Monday, Aug. 31, 1998
Some Special Timing
By Walter Isaacson, Managing Editor
There's something different about the issue you're holding in your hands. After President Clinton's historic testimony and defiant confession speech on Monday, we decided to speed up our schedule so that the magazine would be out this Thursday rather than next Monday.
The main reason was simple: we wanted you to get our reporting on how and why Clinton made his amazing pirouette while it was still fresh and timely, instead of waiting until next week. In putting out a weekly magazine, our goal is both to be newsy and to put events into thoughtful perspective. Sometimes we feel that these interests can best be served by adjusting our schedule, and Monday's important events clearly made this one of those times.
Such a change is unusual for us, but not unprecedented. In the past we have made similar arrangements because of presidential debates and superpower summits, and for national elections we have closed an issue on Wednesday nights rather than wait for the weekend. Clinton's testimony and speech, coming after seven months of national squirming about an anguishing investigation, provided another defining moment that warranted being flexible about our schedule.
Our aim was not to be part of some rush to judgment. People are going to have to make their own judgments about what this means for Clinton and our country by sorting through what they know, think and feel. We'll be covering the ongoing fallout over the next few weeks and months. Instead of prejudging or predicting what that verdict will be, we wanted to put forth all the facts as we now know them, provide inside reporting about how the Clintons and others came to make their momentous decisions, and offer some well-reasoned analysis by our own reporters and respected thinkers that would shed light on the issues involved. That way, we felt, we might offer a smart harbor amid the gales of punditry now in full force.

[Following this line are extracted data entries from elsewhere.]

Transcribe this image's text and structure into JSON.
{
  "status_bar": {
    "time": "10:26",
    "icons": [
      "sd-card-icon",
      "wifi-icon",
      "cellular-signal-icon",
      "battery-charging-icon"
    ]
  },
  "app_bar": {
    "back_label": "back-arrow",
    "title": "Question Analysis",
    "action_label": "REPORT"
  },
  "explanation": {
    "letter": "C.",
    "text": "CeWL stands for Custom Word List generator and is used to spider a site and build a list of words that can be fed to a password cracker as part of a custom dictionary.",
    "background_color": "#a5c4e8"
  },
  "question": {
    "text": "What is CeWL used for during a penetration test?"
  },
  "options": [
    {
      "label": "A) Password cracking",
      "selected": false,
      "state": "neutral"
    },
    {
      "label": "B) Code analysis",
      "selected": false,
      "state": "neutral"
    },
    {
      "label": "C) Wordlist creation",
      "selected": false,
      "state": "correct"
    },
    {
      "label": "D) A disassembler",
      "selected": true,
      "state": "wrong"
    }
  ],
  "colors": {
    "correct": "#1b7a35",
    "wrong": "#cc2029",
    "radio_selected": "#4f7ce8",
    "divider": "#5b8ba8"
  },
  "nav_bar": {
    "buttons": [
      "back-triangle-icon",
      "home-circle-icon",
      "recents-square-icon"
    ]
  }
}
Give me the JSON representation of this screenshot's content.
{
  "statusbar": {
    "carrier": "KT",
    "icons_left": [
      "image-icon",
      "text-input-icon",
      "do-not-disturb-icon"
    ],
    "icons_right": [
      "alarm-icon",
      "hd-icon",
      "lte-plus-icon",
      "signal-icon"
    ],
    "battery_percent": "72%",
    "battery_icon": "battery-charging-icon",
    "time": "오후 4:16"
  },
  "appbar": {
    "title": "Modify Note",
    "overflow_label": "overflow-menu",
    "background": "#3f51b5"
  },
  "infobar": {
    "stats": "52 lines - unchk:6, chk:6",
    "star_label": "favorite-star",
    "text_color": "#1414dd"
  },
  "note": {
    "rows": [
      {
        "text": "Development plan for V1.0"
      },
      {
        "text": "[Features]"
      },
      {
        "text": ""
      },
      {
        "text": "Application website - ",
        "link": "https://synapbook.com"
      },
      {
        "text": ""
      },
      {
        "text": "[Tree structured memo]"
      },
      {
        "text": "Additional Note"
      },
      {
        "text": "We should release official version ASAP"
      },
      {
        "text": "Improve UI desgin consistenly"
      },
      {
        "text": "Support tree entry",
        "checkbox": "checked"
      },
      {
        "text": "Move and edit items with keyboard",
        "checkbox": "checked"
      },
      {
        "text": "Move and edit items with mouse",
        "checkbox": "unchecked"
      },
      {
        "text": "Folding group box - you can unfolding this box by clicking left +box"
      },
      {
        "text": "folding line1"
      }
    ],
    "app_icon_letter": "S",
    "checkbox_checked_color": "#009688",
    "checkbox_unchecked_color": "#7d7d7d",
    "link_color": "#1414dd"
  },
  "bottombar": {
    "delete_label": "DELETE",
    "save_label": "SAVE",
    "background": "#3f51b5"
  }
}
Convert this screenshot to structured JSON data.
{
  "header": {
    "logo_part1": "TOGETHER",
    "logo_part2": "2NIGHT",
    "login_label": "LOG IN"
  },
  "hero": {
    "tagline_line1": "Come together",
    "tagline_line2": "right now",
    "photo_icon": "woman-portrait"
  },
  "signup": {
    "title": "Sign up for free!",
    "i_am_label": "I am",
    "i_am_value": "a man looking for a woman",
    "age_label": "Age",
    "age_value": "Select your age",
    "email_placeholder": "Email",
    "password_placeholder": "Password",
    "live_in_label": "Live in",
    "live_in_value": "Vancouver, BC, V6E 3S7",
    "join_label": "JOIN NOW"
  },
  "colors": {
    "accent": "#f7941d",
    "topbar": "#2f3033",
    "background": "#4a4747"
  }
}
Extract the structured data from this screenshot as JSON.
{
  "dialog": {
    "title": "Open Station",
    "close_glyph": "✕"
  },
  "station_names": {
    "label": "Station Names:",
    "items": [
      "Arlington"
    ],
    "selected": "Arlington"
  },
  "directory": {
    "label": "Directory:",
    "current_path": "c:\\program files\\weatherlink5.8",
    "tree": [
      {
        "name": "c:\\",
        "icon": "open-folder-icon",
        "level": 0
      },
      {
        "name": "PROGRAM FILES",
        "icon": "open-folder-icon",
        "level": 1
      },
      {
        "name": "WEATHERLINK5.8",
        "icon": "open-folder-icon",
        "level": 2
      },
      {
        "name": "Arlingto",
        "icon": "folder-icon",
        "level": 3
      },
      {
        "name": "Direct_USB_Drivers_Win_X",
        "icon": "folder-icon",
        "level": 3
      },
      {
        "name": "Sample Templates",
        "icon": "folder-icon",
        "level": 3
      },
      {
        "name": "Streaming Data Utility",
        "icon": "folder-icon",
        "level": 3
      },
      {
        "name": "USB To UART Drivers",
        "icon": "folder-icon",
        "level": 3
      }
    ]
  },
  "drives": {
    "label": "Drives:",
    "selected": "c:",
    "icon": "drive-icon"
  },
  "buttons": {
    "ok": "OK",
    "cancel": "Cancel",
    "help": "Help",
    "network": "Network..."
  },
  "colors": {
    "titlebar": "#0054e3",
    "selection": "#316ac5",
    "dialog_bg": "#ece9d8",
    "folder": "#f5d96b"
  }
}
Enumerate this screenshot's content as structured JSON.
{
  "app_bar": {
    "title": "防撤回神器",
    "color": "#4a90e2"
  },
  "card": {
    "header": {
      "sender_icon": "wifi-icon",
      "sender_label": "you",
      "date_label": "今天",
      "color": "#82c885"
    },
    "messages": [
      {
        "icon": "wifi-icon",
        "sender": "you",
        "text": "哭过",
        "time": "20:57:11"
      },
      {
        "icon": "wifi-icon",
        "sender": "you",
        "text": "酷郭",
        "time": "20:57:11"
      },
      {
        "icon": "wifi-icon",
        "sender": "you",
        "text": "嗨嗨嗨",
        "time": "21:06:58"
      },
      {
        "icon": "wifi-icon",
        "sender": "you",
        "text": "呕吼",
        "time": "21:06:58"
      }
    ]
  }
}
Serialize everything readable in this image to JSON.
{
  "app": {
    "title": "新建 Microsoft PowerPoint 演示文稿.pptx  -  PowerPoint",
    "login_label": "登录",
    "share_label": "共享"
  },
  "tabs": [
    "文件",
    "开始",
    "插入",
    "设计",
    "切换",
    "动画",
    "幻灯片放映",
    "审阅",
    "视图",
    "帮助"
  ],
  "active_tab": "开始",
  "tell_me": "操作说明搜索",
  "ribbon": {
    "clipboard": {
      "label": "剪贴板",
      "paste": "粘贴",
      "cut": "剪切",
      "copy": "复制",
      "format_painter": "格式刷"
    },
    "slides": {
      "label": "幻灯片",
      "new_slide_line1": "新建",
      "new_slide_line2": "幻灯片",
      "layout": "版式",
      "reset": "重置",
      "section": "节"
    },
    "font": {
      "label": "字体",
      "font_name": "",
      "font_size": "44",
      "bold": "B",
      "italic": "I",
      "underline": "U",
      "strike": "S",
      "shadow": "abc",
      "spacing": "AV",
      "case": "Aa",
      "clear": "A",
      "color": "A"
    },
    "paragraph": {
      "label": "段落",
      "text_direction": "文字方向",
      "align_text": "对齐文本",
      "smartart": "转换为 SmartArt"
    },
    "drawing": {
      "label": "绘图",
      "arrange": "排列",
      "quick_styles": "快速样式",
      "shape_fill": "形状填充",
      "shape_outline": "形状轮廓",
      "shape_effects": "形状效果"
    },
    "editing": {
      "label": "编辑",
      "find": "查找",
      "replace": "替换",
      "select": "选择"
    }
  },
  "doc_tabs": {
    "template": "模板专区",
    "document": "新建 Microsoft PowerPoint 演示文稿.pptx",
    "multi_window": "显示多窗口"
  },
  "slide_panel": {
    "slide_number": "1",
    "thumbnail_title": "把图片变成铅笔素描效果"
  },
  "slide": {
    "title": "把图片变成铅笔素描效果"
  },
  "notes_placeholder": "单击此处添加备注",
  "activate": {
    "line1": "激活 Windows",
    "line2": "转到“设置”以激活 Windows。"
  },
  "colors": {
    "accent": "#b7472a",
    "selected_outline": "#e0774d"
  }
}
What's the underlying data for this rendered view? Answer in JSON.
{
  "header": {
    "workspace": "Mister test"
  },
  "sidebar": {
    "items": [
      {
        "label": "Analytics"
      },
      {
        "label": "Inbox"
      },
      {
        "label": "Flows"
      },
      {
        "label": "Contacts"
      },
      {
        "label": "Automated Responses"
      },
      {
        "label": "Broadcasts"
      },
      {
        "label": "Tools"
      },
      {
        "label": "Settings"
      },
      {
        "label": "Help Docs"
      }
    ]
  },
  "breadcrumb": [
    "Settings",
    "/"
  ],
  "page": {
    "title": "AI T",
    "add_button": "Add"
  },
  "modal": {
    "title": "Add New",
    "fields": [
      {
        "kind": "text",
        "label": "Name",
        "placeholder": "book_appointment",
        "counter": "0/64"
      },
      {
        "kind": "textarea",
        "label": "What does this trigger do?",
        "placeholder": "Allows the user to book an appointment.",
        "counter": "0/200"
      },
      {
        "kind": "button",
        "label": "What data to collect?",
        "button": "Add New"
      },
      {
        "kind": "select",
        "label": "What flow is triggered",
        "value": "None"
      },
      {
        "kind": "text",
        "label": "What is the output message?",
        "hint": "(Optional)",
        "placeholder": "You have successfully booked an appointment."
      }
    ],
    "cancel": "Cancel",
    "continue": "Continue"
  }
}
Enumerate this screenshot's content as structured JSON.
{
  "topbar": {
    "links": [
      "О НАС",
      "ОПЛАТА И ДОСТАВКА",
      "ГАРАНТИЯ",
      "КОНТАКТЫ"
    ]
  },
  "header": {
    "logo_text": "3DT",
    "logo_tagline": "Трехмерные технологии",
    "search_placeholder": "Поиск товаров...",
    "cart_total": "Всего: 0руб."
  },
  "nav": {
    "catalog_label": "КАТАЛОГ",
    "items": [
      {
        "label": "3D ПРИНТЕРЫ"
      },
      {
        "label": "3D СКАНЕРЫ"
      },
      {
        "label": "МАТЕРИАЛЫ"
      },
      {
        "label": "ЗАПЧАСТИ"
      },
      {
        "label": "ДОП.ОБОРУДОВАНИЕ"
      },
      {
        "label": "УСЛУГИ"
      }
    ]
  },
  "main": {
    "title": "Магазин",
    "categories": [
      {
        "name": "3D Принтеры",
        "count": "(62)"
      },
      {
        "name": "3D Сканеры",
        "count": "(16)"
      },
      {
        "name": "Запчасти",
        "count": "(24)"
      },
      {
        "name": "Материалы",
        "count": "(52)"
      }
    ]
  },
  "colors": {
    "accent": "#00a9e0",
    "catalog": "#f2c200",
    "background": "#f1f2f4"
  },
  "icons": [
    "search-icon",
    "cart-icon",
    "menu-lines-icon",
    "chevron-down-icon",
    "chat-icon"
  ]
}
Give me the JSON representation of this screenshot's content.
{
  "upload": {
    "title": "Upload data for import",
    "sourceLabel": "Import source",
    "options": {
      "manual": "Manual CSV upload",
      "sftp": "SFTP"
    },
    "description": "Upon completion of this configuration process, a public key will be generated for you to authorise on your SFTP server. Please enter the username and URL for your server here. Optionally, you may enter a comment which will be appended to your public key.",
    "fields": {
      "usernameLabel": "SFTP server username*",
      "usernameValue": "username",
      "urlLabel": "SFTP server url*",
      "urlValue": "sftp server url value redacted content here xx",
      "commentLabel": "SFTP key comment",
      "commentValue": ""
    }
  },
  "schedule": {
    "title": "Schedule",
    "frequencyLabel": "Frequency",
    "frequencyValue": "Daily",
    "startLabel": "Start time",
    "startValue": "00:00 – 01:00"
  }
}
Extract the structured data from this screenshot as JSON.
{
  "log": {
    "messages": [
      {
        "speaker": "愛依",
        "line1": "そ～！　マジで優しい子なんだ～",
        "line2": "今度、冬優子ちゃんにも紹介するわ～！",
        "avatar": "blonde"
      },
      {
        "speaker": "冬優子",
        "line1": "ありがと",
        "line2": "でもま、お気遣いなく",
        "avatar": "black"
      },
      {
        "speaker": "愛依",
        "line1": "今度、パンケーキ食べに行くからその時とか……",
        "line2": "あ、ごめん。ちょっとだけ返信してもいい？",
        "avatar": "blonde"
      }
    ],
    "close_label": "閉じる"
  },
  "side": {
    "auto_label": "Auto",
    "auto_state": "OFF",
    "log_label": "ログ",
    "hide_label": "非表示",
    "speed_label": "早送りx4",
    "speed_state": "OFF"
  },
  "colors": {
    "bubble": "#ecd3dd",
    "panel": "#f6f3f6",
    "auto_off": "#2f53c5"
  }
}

Our Washington bureau, led by Michael Duffy, spent Tuesday and Wednesday getting briefed on what Clinton said, why he said it and the internal debates leading up to his testimony. As reporting came in from both Washington and around the country, we became even more excited about getting this issue to you this week rather than next. The whole process was, indeed, energizing, and we hope you'll find that passion reflected in these pages.